История, впрочем, везде ведет к лучшему: только в одном случае она тащит за шиворот – хочешь не хочешь, а в другом она ведет любовно за руку!
В одном случае через кровь и дым событий; в другом через общее и не умирающее дело поколений. Но в обоих случаях к Лучшему, что предчувствовалось всеми поколениями!

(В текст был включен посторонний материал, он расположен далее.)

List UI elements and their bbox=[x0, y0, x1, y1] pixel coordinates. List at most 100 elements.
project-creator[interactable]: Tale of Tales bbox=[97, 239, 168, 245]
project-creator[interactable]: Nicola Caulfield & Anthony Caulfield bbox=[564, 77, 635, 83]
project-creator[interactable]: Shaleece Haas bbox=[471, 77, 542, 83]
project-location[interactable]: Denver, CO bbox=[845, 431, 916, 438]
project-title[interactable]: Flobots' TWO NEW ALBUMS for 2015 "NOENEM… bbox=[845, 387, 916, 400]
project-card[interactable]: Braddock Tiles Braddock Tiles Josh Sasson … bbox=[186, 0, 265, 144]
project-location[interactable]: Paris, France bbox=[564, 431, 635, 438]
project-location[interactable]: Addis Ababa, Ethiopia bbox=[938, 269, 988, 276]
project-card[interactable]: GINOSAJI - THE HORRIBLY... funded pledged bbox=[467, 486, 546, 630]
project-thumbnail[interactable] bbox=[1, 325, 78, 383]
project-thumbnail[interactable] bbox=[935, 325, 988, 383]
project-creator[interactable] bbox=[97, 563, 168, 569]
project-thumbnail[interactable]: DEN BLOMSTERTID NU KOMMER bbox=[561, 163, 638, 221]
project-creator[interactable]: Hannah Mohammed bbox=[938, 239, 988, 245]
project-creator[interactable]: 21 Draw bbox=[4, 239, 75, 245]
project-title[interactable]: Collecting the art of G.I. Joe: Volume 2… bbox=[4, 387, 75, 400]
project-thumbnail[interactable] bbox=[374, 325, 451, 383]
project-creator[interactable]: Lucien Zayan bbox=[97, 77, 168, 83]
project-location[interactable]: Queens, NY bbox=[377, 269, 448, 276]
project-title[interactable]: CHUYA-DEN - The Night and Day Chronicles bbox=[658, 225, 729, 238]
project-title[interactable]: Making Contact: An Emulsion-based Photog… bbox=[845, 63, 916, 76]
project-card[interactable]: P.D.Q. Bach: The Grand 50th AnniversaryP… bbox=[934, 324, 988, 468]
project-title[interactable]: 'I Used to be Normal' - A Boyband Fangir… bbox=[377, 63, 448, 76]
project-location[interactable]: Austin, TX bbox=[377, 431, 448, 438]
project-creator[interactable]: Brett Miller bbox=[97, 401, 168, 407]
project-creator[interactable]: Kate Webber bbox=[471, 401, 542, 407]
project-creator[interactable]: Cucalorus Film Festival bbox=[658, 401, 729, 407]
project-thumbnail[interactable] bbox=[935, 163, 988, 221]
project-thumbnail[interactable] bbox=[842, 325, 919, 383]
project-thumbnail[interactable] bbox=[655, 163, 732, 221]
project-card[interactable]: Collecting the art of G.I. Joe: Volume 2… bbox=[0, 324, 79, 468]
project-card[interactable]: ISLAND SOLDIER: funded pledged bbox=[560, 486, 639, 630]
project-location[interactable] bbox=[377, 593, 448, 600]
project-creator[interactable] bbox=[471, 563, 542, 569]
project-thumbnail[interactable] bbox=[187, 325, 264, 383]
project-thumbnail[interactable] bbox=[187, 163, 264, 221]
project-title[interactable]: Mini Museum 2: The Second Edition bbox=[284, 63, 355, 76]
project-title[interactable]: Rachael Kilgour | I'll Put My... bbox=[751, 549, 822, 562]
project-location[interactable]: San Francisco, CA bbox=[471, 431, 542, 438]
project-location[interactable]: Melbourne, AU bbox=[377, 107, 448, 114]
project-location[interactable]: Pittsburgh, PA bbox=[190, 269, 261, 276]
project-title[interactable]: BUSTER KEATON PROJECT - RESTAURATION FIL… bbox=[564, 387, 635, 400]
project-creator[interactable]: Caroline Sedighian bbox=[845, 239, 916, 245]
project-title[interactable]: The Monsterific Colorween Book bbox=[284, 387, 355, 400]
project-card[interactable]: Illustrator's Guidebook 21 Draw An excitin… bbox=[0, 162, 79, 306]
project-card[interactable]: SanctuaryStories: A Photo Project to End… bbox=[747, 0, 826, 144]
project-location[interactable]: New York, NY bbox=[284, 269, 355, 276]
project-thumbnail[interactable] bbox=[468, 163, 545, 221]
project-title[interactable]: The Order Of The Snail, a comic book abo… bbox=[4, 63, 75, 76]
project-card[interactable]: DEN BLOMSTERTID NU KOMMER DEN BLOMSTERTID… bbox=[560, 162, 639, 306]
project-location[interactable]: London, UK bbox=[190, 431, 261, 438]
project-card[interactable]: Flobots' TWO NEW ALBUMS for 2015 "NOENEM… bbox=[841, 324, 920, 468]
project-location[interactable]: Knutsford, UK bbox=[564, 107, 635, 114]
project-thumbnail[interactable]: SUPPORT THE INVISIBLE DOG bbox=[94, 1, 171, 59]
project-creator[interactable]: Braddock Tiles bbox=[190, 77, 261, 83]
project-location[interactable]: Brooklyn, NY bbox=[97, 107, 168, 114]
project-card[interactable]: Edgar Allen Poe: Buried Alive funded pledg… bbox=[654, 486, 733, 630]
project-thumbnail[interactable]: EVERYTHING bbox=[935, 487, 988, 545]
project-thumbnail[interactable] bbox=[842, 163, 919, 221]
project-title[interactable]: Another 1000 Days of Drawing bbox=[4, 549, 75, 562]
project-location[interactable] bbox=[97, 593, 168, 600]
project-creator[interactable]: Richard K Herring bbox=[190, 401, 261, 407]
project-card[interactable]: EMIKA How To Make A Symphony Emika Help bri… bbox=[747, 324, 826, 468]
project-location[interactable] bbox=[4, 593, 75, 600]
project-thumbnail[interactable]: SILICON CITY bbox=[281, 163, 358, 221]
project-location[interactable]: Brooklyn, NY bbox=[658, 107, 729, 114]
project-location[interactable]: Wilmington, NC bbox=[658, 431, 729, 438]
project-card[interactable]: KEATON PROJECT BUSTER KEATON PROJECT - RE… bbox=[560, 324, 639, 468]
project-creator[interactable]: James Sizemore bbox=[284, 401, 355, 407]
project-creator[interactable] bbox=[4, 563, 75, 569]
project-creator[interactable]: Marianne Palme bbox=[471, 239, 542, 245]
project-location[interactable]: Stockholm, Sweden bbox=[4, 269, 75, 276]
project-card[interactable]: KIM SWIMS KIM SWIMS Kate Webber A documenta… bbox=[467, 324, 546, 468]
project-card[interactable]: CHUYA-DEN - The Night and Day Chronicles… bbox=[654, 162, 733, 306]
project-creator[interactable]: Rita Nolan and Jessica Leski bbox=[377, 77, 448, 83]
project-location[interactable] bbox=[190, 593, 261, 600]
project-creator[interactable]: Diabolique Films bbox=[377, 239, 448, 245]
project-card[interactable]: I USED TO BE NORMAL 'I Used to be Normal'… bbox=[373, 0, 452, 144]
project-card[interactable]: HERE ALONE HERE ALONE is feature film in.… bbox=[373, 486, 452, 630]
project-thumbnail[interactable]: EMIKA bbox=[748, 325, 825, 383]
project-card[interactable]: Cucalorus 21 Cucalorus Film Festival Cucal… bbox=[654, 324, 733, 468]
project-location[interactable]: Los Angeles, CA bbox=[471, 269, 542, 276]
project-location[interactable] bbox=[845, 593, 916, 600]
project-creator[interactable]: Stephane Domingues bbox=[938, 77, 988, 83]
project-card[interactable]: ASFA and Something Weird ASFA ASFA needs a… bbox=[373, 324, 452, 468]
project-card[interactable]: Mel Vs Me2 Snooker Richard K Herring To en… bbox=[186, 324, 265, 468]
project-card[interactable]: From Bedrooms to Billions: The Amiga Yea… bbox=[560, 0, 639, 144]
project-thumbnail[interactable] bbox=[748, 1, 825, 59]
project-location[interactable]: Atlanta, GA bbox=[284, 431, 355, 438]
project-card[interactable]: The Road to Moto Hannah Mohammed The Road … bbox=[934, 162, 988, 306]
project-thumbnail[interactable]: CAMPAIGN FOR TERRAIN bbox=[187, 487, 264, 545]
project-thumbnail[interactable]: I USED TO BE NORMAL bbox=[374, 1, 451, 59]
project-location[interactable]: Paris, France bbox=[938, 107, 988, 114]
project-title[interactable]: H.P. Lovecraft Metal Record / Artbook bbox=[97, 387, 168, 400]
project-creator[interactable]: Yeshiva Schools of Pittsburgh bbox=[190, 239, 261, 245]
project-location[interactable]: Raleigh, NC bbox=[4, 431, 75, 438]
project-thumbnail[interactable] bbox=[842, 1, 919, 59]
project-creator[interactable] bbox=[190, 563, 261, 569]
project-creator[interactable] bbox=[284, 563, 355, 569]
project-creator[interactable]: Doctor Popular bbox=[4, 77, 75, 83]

Я могу сказать про себя, что избалован в жизни тем, что встречал удивительных людей по скрытым душевным силам и качествам. И совсем неверно будет сказать, что я видел их удивительными и прекрасными, а они не были такими. Нет, они именно были удивительными и прекрасными, только все это было скрыто от глаз других людей и толпы, слишком занятой индивидуалистическими интересами, постройкой индивидуалистического счастьица, абстрактными теориями, – так что, слишком занятые собой и далекими отвлеченностями, люди не видали того, что перед самым носом: не видали истинной красоты, бескорыстия, самозабвенной любви, всеискупающих человеческих качеств, которые были у них перед носом, – а они томились обо всем этом и тщетно искали этого в книгах, театрах, далеких теориях и фантазиях. Я счастлив, что у меня был достаточный слух и чутье к людям, – так что они выявлялись для меня. И мое убеждение, что кругом нас, не всегда заметно для нас, живут очень многие удивительные люди, – а в каждом из нас есть скрытый цветок, который готов распуститься, как предвестник того прекрасного, всем нам общего, которое должно быть впереди, чтобы объединить нас всех, таких рассыпанных и жалких в своем слепом одиночестве, в своей индивидуалистической культуре, которой мы еще так гордимся.
Мы в своих буднях и в будничном воззрении на жизнь и людей, которые нам кажутся «привычным и все тем же», и не подозреваем, как праздничен и бесконечно ценен и содержателен для нас человек.